Par un récit construit de toutes pièces reposant sur un énorme anachronisme, les Azerbaïdjanais  considèrent que par le traité de Turkmentchaï (1),  l’Empire russe a occupé le territoire de l’actuel Azerbaïdjan. Or, si les régions en question ont effectivement bien  été intégrées à l’Empire russe par ce traité, l’appellation « Azerbaïdjan » recouvrait avant 1828 une tout autre réalité. Cette assertion repose en grande partie sur une terminologie empruntée à ce traité signé entre la Russie et la Perse. C’est ce qu’entreprend de démontrer l’analyste Vahram Atanessian dans cet article que nous publions ici.

Depuis plus de cinq ans, la quasi-totalité de l’opposition institutionnelle et extraparlementaire en Arménie affirme que « Nikol Pachinian a ruiné les relations avec notre allié stratégique, la Russie, ce qui a entraîné la perte de l’Artsakh et nous a exposés à une menace de turquification ». Malheureusement, cette propagande est également soutenue par certains secteurs de la société civile et par  des intellectuels « profondément préoccupés par le sentiment antirusse sans précédent apparu au sein peuple arménien ».

En réalité, la Russie a toujours nourri de la méfiance envers le peuple arménien, son Église nationale, les derniers représentants de la noblesse arménienne et les intellectuels. 

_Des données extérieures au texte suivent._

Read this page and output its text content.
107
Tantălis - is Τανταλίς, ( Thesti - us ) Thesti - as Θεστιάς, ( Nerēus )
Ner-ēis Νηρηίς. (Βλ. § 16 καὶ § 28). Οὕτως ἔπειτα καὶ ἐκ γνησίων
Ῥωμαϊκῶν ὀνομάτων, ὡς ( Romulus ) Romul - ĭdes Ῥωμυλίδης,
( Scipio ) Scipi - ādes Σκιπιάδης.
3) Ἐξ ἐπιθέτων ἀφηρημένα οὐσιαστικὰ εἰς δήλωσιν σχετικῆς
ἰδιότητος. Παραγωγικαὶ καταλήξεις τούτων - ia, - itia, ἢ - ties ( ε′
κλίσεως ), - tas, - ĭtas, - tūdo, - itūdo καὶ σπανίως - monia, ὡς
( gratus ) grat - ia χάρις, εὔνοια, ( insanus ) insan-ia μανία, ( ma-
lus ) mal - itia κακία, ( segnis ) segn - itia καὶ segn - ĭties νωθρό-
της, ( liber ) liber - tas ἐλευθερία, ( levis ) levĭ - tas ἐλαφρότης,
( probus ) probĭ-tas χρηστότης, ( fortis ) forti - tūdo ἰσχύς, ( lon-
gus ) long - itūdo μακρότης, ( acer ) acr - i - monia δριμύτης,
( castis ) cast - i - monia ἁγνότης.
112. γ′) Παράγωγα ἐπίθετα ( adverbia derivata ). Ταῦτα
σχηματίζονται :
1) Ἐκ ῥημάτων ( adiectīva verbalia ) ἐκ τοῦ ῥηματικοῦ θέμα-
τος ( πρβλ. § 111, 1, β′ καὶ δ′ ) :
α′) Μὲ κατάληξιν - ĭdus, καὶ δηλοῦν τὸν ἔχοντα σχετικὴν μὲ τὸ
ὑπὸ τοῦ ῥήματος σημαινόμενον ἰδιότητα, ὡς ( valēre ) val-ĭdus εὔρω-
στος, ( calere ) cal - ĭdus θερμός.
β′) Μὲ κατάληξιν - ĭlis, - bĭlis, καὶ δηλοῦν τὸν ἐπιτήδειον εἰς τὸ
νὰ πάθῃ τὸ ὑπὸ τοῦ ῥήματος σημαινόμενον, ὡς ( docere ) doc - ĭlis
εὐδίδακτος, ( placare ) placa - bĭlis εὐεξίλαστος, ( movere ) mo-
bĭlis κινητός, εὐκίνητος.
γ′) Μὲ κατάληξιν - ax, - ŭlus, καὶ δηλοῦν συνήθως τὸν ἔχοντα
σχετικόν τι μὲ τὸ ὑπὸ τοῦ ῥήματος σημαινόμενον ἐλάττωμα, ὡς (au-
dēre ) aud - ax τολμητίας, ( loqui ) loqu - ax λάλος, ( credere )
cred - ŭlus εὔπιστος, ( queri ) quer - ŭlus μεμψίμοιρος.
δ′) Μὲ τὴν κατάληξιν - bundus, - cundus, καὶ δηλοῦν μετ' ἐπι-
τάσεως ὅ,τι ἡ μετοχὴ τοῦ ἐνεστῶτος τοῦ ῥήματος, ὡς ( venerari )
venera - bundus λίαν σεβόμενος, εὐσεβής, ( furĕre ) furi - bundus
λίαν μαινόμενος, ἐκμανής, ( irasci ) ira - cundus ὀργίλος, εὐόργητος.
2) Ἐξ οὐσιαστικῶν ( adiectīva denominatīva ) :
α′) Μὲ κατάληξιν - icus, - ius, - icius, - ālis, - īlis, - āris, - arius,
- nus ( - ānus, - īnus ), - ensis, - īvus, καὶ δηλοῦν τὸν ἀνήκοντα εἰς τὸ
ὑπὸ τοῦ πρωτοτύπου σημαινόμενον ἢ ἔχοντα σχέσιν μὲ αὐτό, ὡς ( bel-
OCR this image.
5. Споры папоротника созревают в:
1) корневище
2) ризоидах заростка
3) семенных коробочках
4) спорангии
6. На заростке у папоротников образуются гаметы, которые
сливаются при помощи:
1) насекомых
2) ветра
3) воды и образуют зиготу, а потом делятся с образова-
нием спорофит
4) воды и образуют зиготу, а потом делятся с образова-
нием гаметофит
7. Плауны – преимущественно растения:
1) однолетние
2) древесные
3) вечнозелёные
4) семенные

Durant la période soviétique, de nombreux faits attestant de ce fait ont été ignorés ou déformés. Cette lacune n’est à ce jour toujours pas comblée, même après plus de trente ans d’indépendance. C’est pourquoi très peu d’entre nous savent que depuis 1840, date à laquelle la province arménienne (2) a été dissoute par décret tsariste, presque toutes les figures spirituelles et laïques arméniennes ont affiché des positions antirusses. C’est pour cette raison que Nersès d’Achtarak (3) fut exilé en Bessarabie et Khatchatour Abovian (1809-1848) persécuté. Mikaël Nalbandian (1829-1866) fut condamné à l’emprisonnement et à l’exil pour sa propagande en faveur de la lutte de libération nationale. Si les gens connaissaient un tant soit peu l’histoire de la littérature arménienne, ils sauraient que dans la Russie tsariste, le livre « Les plaies de l’Arménie » [Վէրք Հայաստանի] d’Abovian n’a été publié qu’une seule fois, en 1858, et a même failli être interdit. Ceux qui en doutent devraient lire les mémoires de Berdj Brochyan (1837- 1907). Il témoigne que ce livre ​​circulait alors de main en main et que les jeunes le lisaient en secret.  Il n’est par ailleurs pas exclu que la Russie tsariste ait dissous la province arménienne à la demande de la Turquie ottomane. À cette époque, la Turquie comptait environ trois fois plus d’Arméniens que l’Empire russe. Naturellement, la Sublime Porte pouvait considérer l’existence de cette province comme une menace. Mais il est prouvé que le nom « d’Azerbaïdjan » a été utilisé pour la première fois dans le traité russo-persan de Turkmenchaï, dont l’article 14 stipule que les habitants de la région portant ce nom peuvent se déplacer et s’installer dans les territoires passés sous contrôle russe dans un délai d’un an. Le traité utilise également l’expression « Azerbaïdjan temporairement occupé », pour se référer  à la ville de Tabriz et aux territoires environnants que les Russes avaient occupés, mais qu’ils étaient tenus de restituer à « Sa Majesté le Shah de Perse » en vertu du traité de Turkmenchaï. Quant à la raison pour laquelle les Russes utilisaient l’expression « province appelée Azerbaïdjan », on peut supposer qu’en désignant sous ce nom les territoires septentrionaux de la Perse, la Russie tsariste poursuivait l’objectif de les annexer un jour à l’empire.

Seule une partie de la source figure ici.